Quase 10 anos depois, a pesquisadora Karin Milles descobriu que 86% dos profissionais de saúde pesquisados usaram a palavra “coroa vaginal” em suas clínicas e visitas. E enquanto apenas 22% dos jovens tinham sequer ouvido falar, um número menor deles mostrava sinais de ver o hímen de uma forma tradicionalmente patriarcal.
Muitos que não necessariamente usaram a nova palavra ainda estavam repetindo a fraseologia positiva para o sexo dos panfletos da associação. Entre os poucos que conheciam a nova palavra, a maioria descreveu mödomshinna como “um mito”. Outros disseram simplesmente que “não existe”. E muitos apontaram que a ideia era antiga ou algo em acreditavam antes, na infância ou até alguém dizer que era mentira.
Uma mudança na linguagem não acontece da noite para o dia, mas é um começo. Nos países de língua inglesa, há muitos educadores sexuais que acreditam que devemos adotar coroa vaginal também.

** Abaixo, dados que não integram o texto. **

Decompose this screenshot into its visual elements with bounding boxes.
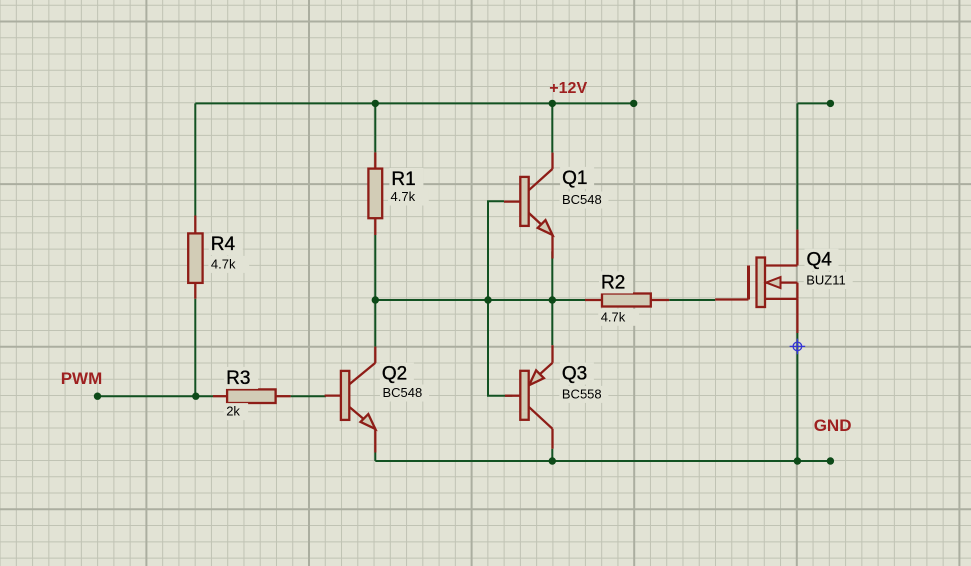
- node rail-Q1: [549, 100, 556, 107]
- node right stub end: [827, 100, 834, 107]
- R2 right pin: [651, 299, 669, 301]
- node mid-emitters: [549, 296, 556, 303]
- R1 bottom pin: [374, 218, 376, 235]
- wire R1 bottom to Q2 collector: [374, 235, 376, 347]
- wire PWM input: [98, 395, 214, 397]
- wire +12V top rail: [195, 102, 633, 104]
- svg-text:+12V: +12V: [549, 80, 587, 97]
- wire Q1 base to Q3 base: [488, 201, 512, 395]
- svg-text:Q3: Q3: [562, 364, 587, 385]
- value R1 value: [388, 189, 429, 206]
- svg-text:4.7k: 4.7k: [391, 189, 416, 204]
- node rail end: [630, 100, 637, 107]
- wire Q1 emitter to node: [551, 251, 553, 300]
- transistor Q3: [529, 363, 553, 384]
- wire rail to Q1 collector: [551, 103, 553, 152]
- label R3: [224, 367, 258, 389]
- svg-text:R3: R3: [226, 368, 250, 389]
- svg-text:BC548: BC548: [383, 385, 423, 400]
- value R2 value: [598, 309, 639, 326]
- value Q1 value: [560, 192, 609, 209]
- R4 top pin: [194, 216, 196, 234]
- value Q4 value: [804, 272, 853, 289]
- svg-text:PWM: PWM: [61, 369, 103, 388]
- wire R4 bottom to PWM node: [194, 299, 196, 397]
- wire R2 to Q4 gate: [669, 299, 715, 301]
- R4 bottom pin: [194, 283, 196, 299]
- node gnd-Q3: [549, 457, 556, 464]
- transistor Q1: [529, 169, 553, 190]
- resistor R3: [227, 389, 276, 403]
- wire rail to Q4 drain: [796, 103, 798, 229]
- label Q2: [380, 363, 414, 385]
- svg-text:4.7k: 4.7k: [211, 256, 236, 271]
- svg-text:BUZ11: BUZ11: [806, 273, 846, 288]
- svg-text:Q4: Q4: [807, 250, 833, 271]
- transistor Q4 (MOSFET BUZ11): [757, 258, 766, 308]
- R3 right pin: [276, 395, 291, 397]
- R2 left pin: [585, 299, 602, 301]
- svg-text:BC558: BC558: [562, 386, 602, 401]
- R3 left pin: [213, 395, 227, 397]
- label Q3: [560, 363, 594, 385]
- Q4 bulk stub: [765, 281, 797, 283]
- value Q3 value: [559, 386, 608, 403]
- label R4: [209, 233, 243, 255]
- value Q2 value: [380, 385, 429, 402]
- wire left vertical to R4: [194, 103, 196, 215]
- transistor Q2: [349, 363, 375, 384]
- resistor R2: [602, 294, 651, 307]
- svg-text:Q2: Q2: [382, 364, 407, 385]
- svg-text:BC548: BC548: [562, 192, 602, 207]
- Q4 source pin: [796, 299, 798, 333]
- wire ground rail: [375, 460, 831, 462]
- svg-text:2k: 2k: [226, 404, 240, 419]
- label Q1: [560, 167, 594, 189]
- wire middle node: [375, 299, 585, 301]
- wire node to Q3 emitter: [551, 300, 553, 345]
- svg-text:4.7k: 4.7k: [601, 309, 626, 324]
- value R3 value: [224, 403, 248, 420]
- value R4 value: [208, 256, 249, 273]
- svg-text:Q1: Q1: [562, 168, 587, 189]
- wire Q3 collector to ground rail: [551, 449, 553, 461]
- svg-text:R1: R1: [391, 169, 415, 190]
- node PWM-R4 junction: [192, 393, 199, 400]
- node marker (blue): [790, 339, 806, 355]
- resistor R1: [368, 169, 382, 219]
- node gnd end: [827, 457, 834, 464]
- wire Q4 source to ground: [796, 333, 798, 461]
- label Q4: [805, 249, 839, 271]
- svg-text:GND: GND: [814, 416, 852, 435]
- svg-text:R2: R2: [601, 272, 625, 293]
- R1 top pin: [374, 152, 376, 168]
- Q4 gate pin: [715, 298, 748, 300]
- node PWM terminal: [94, 393, 101, 400]
- resistor R4: [188, 233, 202, 283]
- Q4 bulk arrow: [766, 277, 780, 288]
- label R2: [599, 271, 633, 293]
- wire rail to R1 top: [374, 103, 376, 152]
- Q4 bulk-source tie: [796, 283, 798, 299]
- svg-text:R4: R4: [211, 234, 236, 255]
- Q4 drain stub: [765, 264, 797, 266]
- node mid-base: [484, 296, 491, 303]
- wire top right stub: [797, 102, 830, 104]
- node mid-R1/Q2: [372, 296, 379, 303]
- node rail-R1: [372, 100, 379, 107]
- label R1: [389, 168, 423, 190]
- Q4 source stub: [765, 298, 797, 300]
- Q4 drain pin: [796, 230, 798, 266]
- wire R3 to Q2 base: [291, 395, 326, 397]
- node gnd-Q4: [794, 457, 801, 464]
- wire Q2 emitter to ground rail: [374, 453, 376, 462]
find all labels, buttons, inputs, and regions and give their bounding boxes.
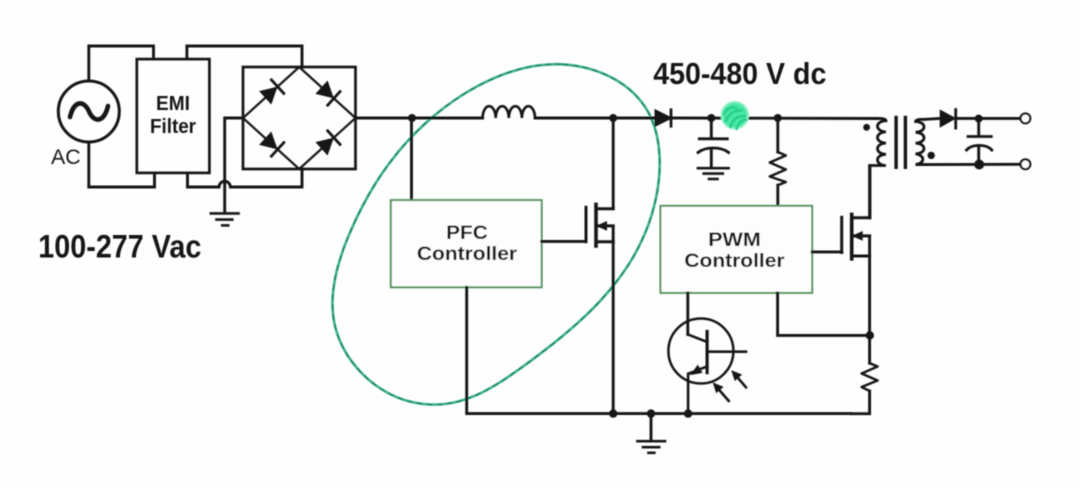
svg-text:PWM: PWM [708, 229, 761, 251]
AC source V1 [58, 81, 119, 142]
output terminal - [1021, 159, 1031, 169]
bottom bus [467, 287, 851, 413]
wire AC top [89, 46, 154, 81]
output diode D2 [941, 110, 956, 129]
opto light arrow 1 [713, 382, 729, 401]
PWM controller U2 [660, 206, 812, 293]
wire Q2 drain to transformer primary [868, 166, 871, 218]
secondary top rail [924, 118, 941, 119]
bulk capacitor C1 [698, 118, 729, 167]
top rail: bridge output to transformer [356, 117, 483, 120]
label EMI Filter [150, 92, 196, 138]
annotation ellipse (PFC highlight) [332, 64, 659, 404]
wire Q1 source to bottom bus [612, 226, 615, 414]
ground G1 [211, 213, 239, 225]
wire EMI top to bridge [187, 46, 302, 67]
PFC controller U1 [391, 200, 542, 287]
svg-text:450-480 V dc: 450-480 V dc [653, 56, 826, 91]
svg-text:PFC: PFC [446, 222, 488, 244]
bridge diamond [243, 67, 356, 169]
MOSFET Q2 [842, 214, 870, 258]
resistor R2 (sense) [851, 363, 878, 414]
svg-text:Controller: Controller [417, 243, 518, 265]
wire PWM to opto collector [686, 293, 689, 335]
output capacitor C2 [967, 119, 992, 165]
node F [609, 409, 617, 417]
highlighted node marker (450-480V node) [721, 102, 749, 132]
Q1 body arrow [596, 221, 607, 231]
bridge rectifier BR1 box [243, 67, 356, 169]
output terminal + [1021, 114, 1031, 124]
ground G3 [637, 441, 665, 453]
wire ground stub [650, 414, 653, 440]
T1 secondary phase dot [928, 152, 935, 159]
node I [975, 115, 983, 123]
EMI filter block [137, 59, 210, 173]
wire EMI bottom to bridge (hop over ground wire) [188, 169, 303, 187]
T1 secondary [916, 119, 925, 164]
node C (bulk cap) [707, 114, 715, 122]
bridge diode bottom-right [317, 131, 340, 154]
node A (PFC input) [408, 114, 416, 122]
MOSFET Q1 [586, 204, 613, 246]
wire Q2 source down [868, 236, 871, 363]
ground G2 [698, 168, 729, 179]
wire node A to PFC controller [410, 118, 413, 200]
wire AC bottom [89, 142, 155, 187]
node B (boost switch) [609, 114, 617, 122]
node E (source sense) [866, 331, 874, 339]
node D (PWM supply) [774, 114, 782, 122]
T1 primary phase dot [863, 124, 870, 131]
wire PWM aux to source node [778, 293, 871, 336]
node H [684, 409, 692, 417]
svg-text:AC: AC [51, 146, 81, 169]
wire PFC gate drive [542, 240, 586, 243]
node J [974, 160, 984, 170]
resistor R1 [770, 118, 786, 206]
bridge diode bottom-left [261, 133, 284, 156]
bridge diode top-left [261, 80, 284, 103]
optocoupler U3 [668, 319, 746, 414]
boost diode D1 [656, 110, 672, 126]
opto emitter arrow [690, 365, 702, 376]
wire PWM gate drive [812, 250, 842, 253]
svg-text:EMI: EMI [156, 92, 190, 115]
svg-text:100-277 Vac: 100-277 Vac [38, 229, 201, 265]
transformer T1 primary [870, 119, 886, 218]
wire bridge negative to ground [225, 118, 243, 212]
svg-text:Filter: Filter [150, 115, 196, 138]
T1 core [894, 118, 897, 168]
node G [647, 409, 655, 417]
wire node B to MOSFET Q1 drain [612, 118, 615, 209]
secondary bottom rail [924, 163, 1021, 166]
bridge diode top-right [317, 82, 340, 105]
inductor L1 [483, 106, 535, 118]
svg-text:Controller: Controller [684, 250, 785, 272]
Q2 body arrow [852, 231, 863, 241]
opto light arrow 2 [731, 370, 746, 387]
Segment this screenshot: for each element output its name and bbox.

Nossa palavra vem do antigo deus grego, Hymen – que, não surpreende, era o deus do casamento -, e os mitos em torno da membrana mancharam indelevelmente a própria palavra que usamos para ela.
Mas o sucesso dos suecos está em não apenas mudarem a palavra, mas também explicarem, para jovens e profissionais médicos, o porquê de o terem feito.
Como os governos de todo o mundo parecem ter um interesse crescente em proibir práticas como testes de virgindade e reparo de hímen, seria esperto considerarem que as razões por trás das proibições são levadas para salas de aula e salas de palestra. Dessa forma, podemos nunca mais deixar esses mitos perigosos aparecerem.